We're sure we'll get rid of the sql based counting in the normal update case but in the population/outage recovery case (both in process and job queue based) I was thinking of keeping it (or modifying it like you suggest.) The idea being that SQL based counting will be right even if Elasticsearch is super out of date. And it'll certainly be out of date in the population case. Without it we'd need a second pass at populating Elasticsearch to count the links which just seems complicated/burdensome/nasty.

I had a look at BacklinkCache a while ago but it looked like it was pulling all the backlinks into memory to count them. That didn't seem pretty.
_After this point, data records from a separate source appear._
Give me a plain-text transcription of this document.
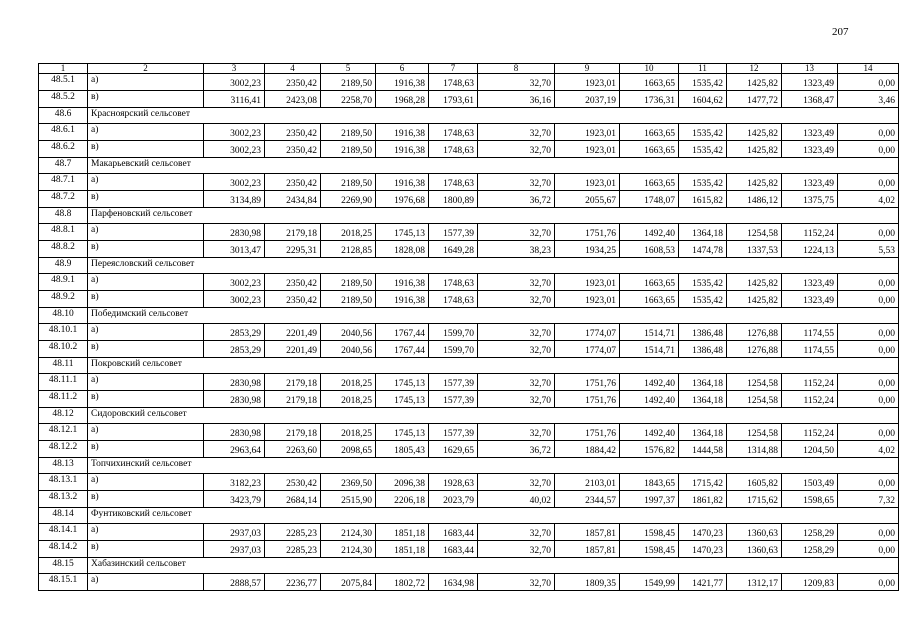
207
1	2	3	4	5	6	7	8	9	10	11	12	13	14
48.5.1	а)	3002,23	2350,42	2189,50	1916,38	1748,63	32,70	1923,01	1663,65	1535,42	1425,82	1323,49	0,00
48.5.2	в)	3116,41	2423,08	2258,70	1968,28	1793,61	36,16	2037,19	1736,31	1604,62	1477,72	1368,47	3,46
48.6	Красноярский сельсовет												
48.6.1	а)	3002,23	2350,42	2189,50	1916,38	1748,63	32,70	1923,01	1663,65	1535,42	1425,82	1323,49	0,00
48.6.2	в)	3002,23	2350,42	2189,50	1916,38	1748,63	32,70	1923,01	1663,65	1535,42	1425,82	1323,49	0,00
48.7	Макарьевский сельсовет												
48.7.1	а)	3002,23	2350,42	2189,50	1916,38	1748,63	32,70	1923,01	1663,65	1535,42	1425,82	1323,49	0,00
48.7.2	в)	3134,89	2434,84	2269,90	1976,68	1800,89	36,72	2055,67	1748,07	1615,82	1486,12	1375,75	4,02
48.8	Парфеновский сельсовет												
48.8.1	а)	2830,98	2179,18	2018,25	1745,13	1577,39	32,70	1751,76	1492,40	1364,18	1254,58	1152,24	0,00
48.8.2	в)	3013,47	2295,31	2128,85	1828,08	1649,28	38,23	1934,25	1608,53	1474,78	1337,53	1224,13	5,53
48.9	Переясловский сельсовет												
48.9.1	а)	3002,23	2350,42	2189,50	1916,38	1748,63	32,70	1923,01	1663,65	1535,42	1425,82	1323,49	0,00
48.9.2	в)	3002,23	2350,42	2189,50	1916,38	1748,63	32,70	1923,01	1663,65	1535,42	1425,82	1323,49	0,00
48.10	Победимский сельсовет												
48.10.1	а)	2853,29	2201,49	2040,56	1767,44	1599,70	32,70	1774,07	1514,71	1386,48	1276,88	1174,55	0,00
48.10.2	в)	2853,29	2201,49	2040,56	1767,44	1599,70	32,70	1774,07	1514,71	1386,48	1276,88	1174,55	0,00
48.11	Покровский сельсовет												
48.11.1	а)	2830,98	2179,18	2018,25	1745,13	1577,39	32,70	1751,76	1492,40	1364,18	1254,58	1152,24	0,00
48.11.2	в)	2830,98	2179,18	2018,25	1745,13	1577,39	32,70	1751,76	1492,40	1364,18	1254,58	1152,24	0,00
48.12	Сидоровский сельсовет												
48.12.1	а)	2830,98	2179,18	2018,25	1745,13	1577,39	32,70	1751,76	1492,40	1364,18	1254,58	1152,24	0,00
48.12.2	в)	2963,64	2263,60	2098,65	1805,43	1629,65	36,72	1884,42	1576,82	1444,58	1314,88	1204,50	4,02
48.13	Топчихинский сельсовет												
48.13.1	а)	3182,23	2530,42	2369,50	2096,38	1928,63	32,70	2103,01	1843,65	1715,42	1605,82	1503,49	0,00
48.13.2	в)	3423,79	2684,14	2515,90	2206,18	2023,79	40,02	2344,57	1997,37	1861,82	1715,62	1598,65	7,32
48.14	Фунтиковский сельсовет												
48.14.1	а)	2937,03	2285,23	2124,30	1851,18	1683,44	32,70	1857,81	1598,45	1470,23	1360,63	1258,29	0,00
48.14.2	в)	2937,03	2285,23	2124,30	1851,18	1683,44	32,70	1857,81	1598,45	1470,23	1360,63	1258,29	0,00
48.15	Хабазинский сельсовет												
48.15.1	а)	2888,57	2236,77	2075,84	1802,72	1634,98	32,70	1809,35	1549,99	1421,77	1312,17	1209,83	0,00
BacklinkCache::getLinks() buffers the whole query result in RAM but iterates for the Titles. BacklinkCache::partition() batches larges queries and does not store the full query result nor titles anywhere. It just stores small arrays of ranges (and row count integers).

Now that we've disabled CirrusSearch in production we can actually do this without a full index rebuild.

So we still have to decide if we want to use BacklinkCache for maintenance scripts or use a two pass build. I kind of prefer a two pass build because that has the minimum effect on the database.

(In reply to comment #5)

So we still have to decide if we want to use BacklinkCache for maintenance
scripts or use a two pass build. I kind of prefer a two pass build because
that has the minimum effect on the database.